Полковник отвернулся.
— Завяжите всем глаза, — приказал Ставридин. — Мы их поведем в каменоломни на экскурсию…
Пленников привели внутрь каменоломен, сняли повязки и проводили в отдельное, отведенное для них место. Принесли им шубы, одеяла, подушки. Шофера-солдата поместили отдельно. Вслед за этим машина, до отказа перегруженная партизанами, тихим ходом спустилась вниз по широкой, ровной галерее подземелья…
Утром, расставшись с полковником Коняевым, который собирался ехать с женой за город, Губатов отправился в крепость осмотреть военные части, готовящиеся к наступлению на каменоломни.
Потратив час на осмотр выстроившегося сборного пехотного полка, он вернулся к себе, в дом Месаксуди.
Генерал спокойно выпил кофе и стал разбирать положенную на стол папку с бумагами. Первой лежала копия телеграммы.
«Екатеринодар. Начвосоглав. Генералу Письменному. Копия: генкварглав. Копия: Семь Колодезей — наштармкрая.

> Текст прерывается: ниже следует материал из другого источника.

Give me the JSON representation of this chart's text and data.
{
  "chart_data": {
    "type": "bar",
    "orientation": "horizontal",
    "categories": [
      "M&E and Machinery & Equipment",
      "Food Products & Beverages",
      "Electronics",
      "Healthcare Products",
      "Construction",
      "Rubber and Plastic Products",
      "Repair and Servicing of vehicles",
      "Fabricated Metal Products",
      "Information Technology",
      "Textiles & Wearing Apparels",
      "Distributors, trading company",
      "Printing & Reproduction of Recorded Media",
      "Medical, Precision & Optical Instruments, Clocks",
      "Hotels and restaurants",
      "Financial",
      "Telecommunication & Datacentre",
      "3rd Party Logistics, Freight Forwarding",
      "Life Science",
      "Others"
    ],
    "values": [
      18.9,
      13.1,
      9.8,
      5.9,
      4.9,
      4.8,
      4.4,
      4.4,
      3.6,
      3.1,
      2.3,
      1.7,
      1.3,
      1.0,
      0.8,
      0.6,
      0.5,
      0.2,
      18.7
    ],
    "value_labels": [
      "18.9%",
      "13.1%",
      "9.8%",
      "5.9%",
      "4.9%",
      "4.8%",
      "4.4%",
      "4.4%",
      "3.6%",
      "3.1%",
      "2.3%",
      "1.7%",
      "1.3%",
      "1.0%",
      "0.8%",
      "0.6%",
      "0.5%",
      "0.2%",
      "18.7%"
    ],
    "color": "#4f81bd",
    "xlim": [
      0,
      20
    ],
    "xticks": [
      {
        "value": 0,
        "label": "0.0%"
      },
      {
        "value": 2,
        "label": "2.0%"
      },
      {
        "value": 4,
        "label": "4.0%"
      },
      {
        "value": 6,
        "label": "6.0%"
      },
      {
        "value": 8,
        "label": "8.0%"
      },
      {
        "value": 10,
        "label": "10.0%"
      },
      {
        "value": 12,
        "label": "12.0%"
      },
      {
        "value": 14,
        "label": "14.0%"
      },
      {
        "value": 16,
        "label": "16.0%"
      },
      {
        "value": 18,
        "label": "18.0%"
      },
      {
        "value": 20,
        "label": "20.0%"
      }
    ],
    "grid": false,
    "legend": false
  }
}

Для ликвидации каменоломен в окрестностях Керчи, где скрывается до восьмисот бандитов, постоянно угрожающих железным дорогам и пристаням, необходимо срочно подать в распоряжение коменданта крепости сто пудов динамита, капсюлей и бикфордова шнура на двести взрывов. Просим об этом № 356 генкварглава. Обстановка осложняется. Необходимо принять решительные меры по ликвидации каменоломен. Убедительнейше прошу содействовать в скорейшей высылке — 9 апреля.
— Хорошо, динамит будет нужен, — проговорил Губатов вслух, поглядев на своего адъютанта, чопорного чернявого поручика, и мрачно добавил: — Двести взрывов.
— Ужасно, ваше превосходительство… И в городе могут разрушиться дома.
— Да, да! — произнес Губатов и, отложив в сторону телеграмму, стал молча перелистывать другие бумаги.